Yolngu had been among the first people to embrace the homelands movement of the early 1970s—indeed, they were active instigators of it. They began the move back to the homelands from the missions before the time when, under the Whitlam government, the movement began to receive government support under the rubric of ‘self-determination’. Most homelands Yolngu want to continue living on their homelands. Many of them have been talking for some time about their desire to build local economies so that their young people will have jobs. Recent developments had shown them that they could no longer rely on government to ‘look after’ them, and had at the same time highlighted their vulnerability to externally imposed change.
For better or worse, most Yolngu perceived the census as an instrument of government, so the count took place in a politically charged atmosphere. I observed much more questioning of its purpose than in 2001, and more cynicism about the uses to which the data might be put. There was occasional resistance or politically motivated responses to some of the questions, particularly those concerning residence, and, interestingly, the ability to speak English. In 2001, Yolngu were not seeing fluency in English as a political issue—they tended to estimate their own and other people’s abilities using objective criteria and, from an English speaker’s point of view, they tended to overestimate people’s ability. In 2006, I heard the leader of one homeland, whose spoken English is reasonably fluent, exhorting the CIs—loudly, so that many people could hear him, in English:
Don’t put me down as [speaking English] ‘well’, put me down as ‘not well’, and the same for everyone. It’s time this government learnt the truth about their education system. We need better education for us and our children so we can start our own businesses and they can get real jobs right here, in this community.

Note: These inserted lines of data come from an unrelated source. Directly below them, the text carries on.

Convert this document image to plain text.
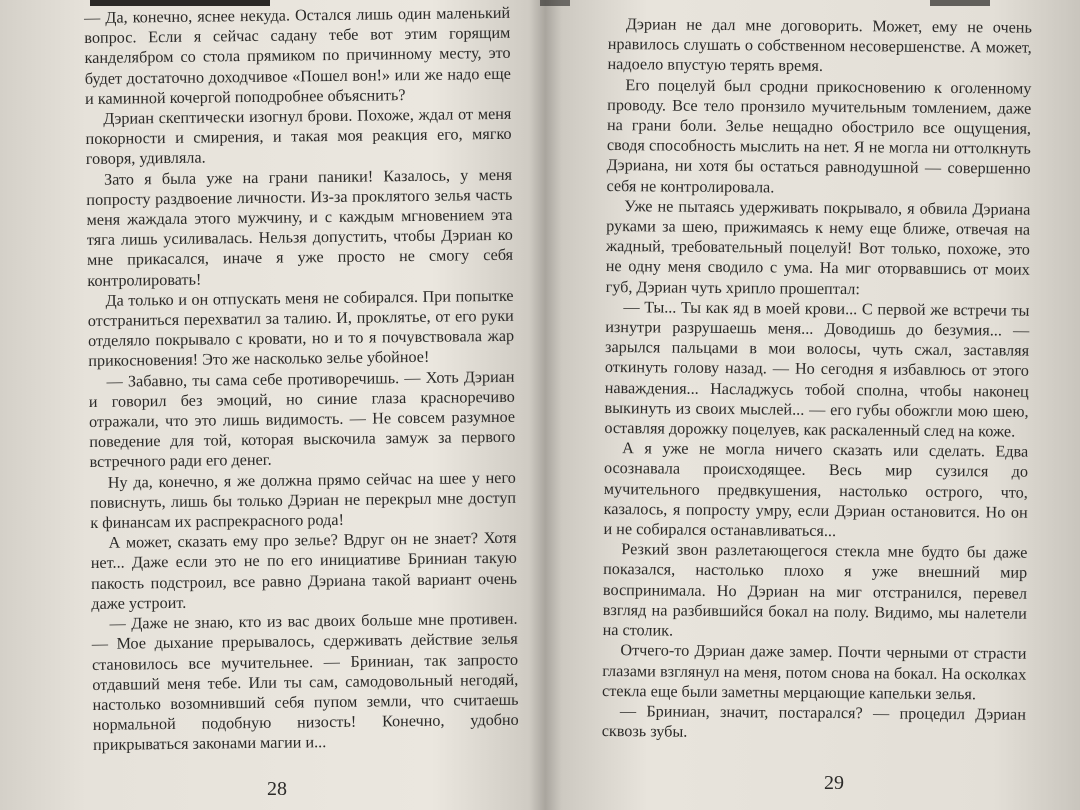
— Да, конечно, яснее некуда. Остался лишь один маленький вопрос. Если я сейчас садану тебе вот этим горящим канделябром со стола прямиком по причинному месту, это будет достаточно доходчивое «Пошел вон!» или же надо еще и каминной кочергой поподробнее объяснить?

Дэриан скептически изогнул брови. Похоже, ждал от меня покорности и смирения, и такая моя реакция его, мягко говоря, удивляла.

Зато я была уже на грани паники! Казалось, у меня попросту раздвоение личности. Из-за проклятого зелья часть меня жаждала этого мужчину, и с каждым мгновением эта тяга лишь усиливалась. Нельзя допустить, чтобы Дэриан ко мне прикасался, иначе я уже просто не смогу себя контролировать!

Да только и он отпускать меня не собирался. При попытке отстраниться перехватил за талию. И, проклятье, от его руки отделяло покрывало с кровати, но и то я почувствовала жар прикосновения! Это же насколько зелье убойное!

— Забавно, ты сама себе противоречишь. — Хоть Дэриан и говорил без эмоций, но синие глаза красноречиво отражали, что это лишь видимость. — Не совсем разумное поведение для той, которая выскочила замуж за первого встречного ради его денег.

Ну да, конечно, я же должна прямо сейчас на шее у него повиснуть, лишь бы только Дэриан не перекрыл мне доступ к финансам их распрекрасного рода!

А может, сказать ему про зелье? Вдруг он не знает? Хотя нет... Даже если это не по его инициативе Бриниан такую пакость подстроил, все равно Дэриана такой вариант очень даже устроит.

— Даже не знаю, кто из вас двоих больше мне противен. — Мое дыхание прерывалось, сдерживать действие зелья становилось все мучительнее. — Бриниан, так запросто отдавший меня тебе. Или ты сам, самодовольный негодяй, настолько возомнивший себя пупом земли, что считаешь нормальной подобную низость! Конечно, удобно прикрываться законами магии и...

28

Дэриан не дал мне договорить. Может, ему не очень нравилось слушать о собственном несовершенстве. А может, надоело впустую терять время.

Его поцелуй был сродни прикосновению к оголенному проводу. Все тело пронзило мучительным томлением, даже на грани боли. Зелье нещадно обострило все ощущения, сводя способность мыслить на нет. Я не могла ни оттолкнуть Дэриана, ни хотя бы остаться равнодушной — совершенно себя не контролировала.

Уже не пытаясь удерживать покрывало, я обвила Дэриана руками за шею, прижимаясь к нему еще ближе, отвечая на жадный, требовательный поцелуй! Вот только, похоже, это не одну меня сводило с ума. На миг оторвавшись от моих губ, Дэриан чуть хрипло прошептал:

— Ты... Ты как яд в моей крови... С первой же встречи ты изнутри разрушаешь меня... Доводишь до безумия... — зарылся пальцами в мои волосы, чуть сжал, заставляя откинуть голову назад. — Но сегодня я избавлюсь от этого наваждения... Насладжусь тобой сполна, чтобы наконец выкинуть из своих мыслей... — его губы обожгли мою шею, оставляя дорожку поцелуев, как раскаленный след на коже.

А я уже не могла ничего сказать или сделать. Едва осознавала происходящее. Весь мир сузился до мучительного предвкушения, настолько острого, что, казалось, я попросту умру, если Дэриан остановится. Но он и не собирался останавливаться...

Резкий звон разлетающегося стекла мне будто бы даже показался, настолько плохо я уже внешний мир воспринимала. Но Дэриан на миг отстранился, перевел взгляд на разбившийся бокал на полу. Видимо, мы налетели на столик.

Отчего-то Дэриан даже замер. Почти черными от страсти глазами взглянул на меня, потом снова на бокал. На осколках стекла еще были заметны мерцающие капельки зелья.

— Бриниан, значит, постарался? — процедил Дэриан сквозь зубы.

29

The politicisation of the ‘residence’ issue was manifested in two ways. Some people questioned the notion of a single place of residence. One man commented, for example: ‘I live in both places [A and A12]. Sometimes at one, sometimes at the other, because of my job here [at A]. I can’t say which is “most of the time”. I should put both.’
More significantly, the political climate led to several homelands being enumerated ‘as if’ their residents were at the homeland rather than where they really were when they were filling out the form. People reasoned that they were only temporarily absent, for funerals or other reasons, but that if they allowed themselves to be enumerated as ‘visitors’ at A, where they really were at the time, the ‘government will say that we’re not really living at our home, they will say it’s empty’. Some of those who were included as residents of these homelands were indeed people who spent most of their time there, but others were people who went backwards and forwards between A and the homeland, much like the family from C3 discussed earlier. There was therefore potential for double-counting.
In most cases, the ‘as if’ practice did not lead to double-counting because these were small communities, all of the members of which were at A at the time of the count. They had made a joint and conscious decision to be counted as if they were at home, so they were not also counted as visitors at A. In one case (A11), however, there is a household whose ‘usual residents’ commute between A11 and the community of B because one of them has a job in the store at B. They were at B when the other usual residents of A11 decided to count themselves ‘as if’ they were at A11. The people at A also filled in a form for the B household. A crosscheck of the forms from B later at the CMU in Darwin revealed that this family had been double-counted: at A as residents of A11, and at B as residents of B.
Such an ‘as if’ count is not, however, the same as counting people at a place. Instead, it represents people’s idea of who would have been there had the count really happened there. In such circumstances, certain categories of people tend to be forgotten—most significantly children. I was able to satisfy myself that the children of at least one couple failed to gain a mention in one of these ‘as if’ counts—I do not know whether they were counted elsewhere.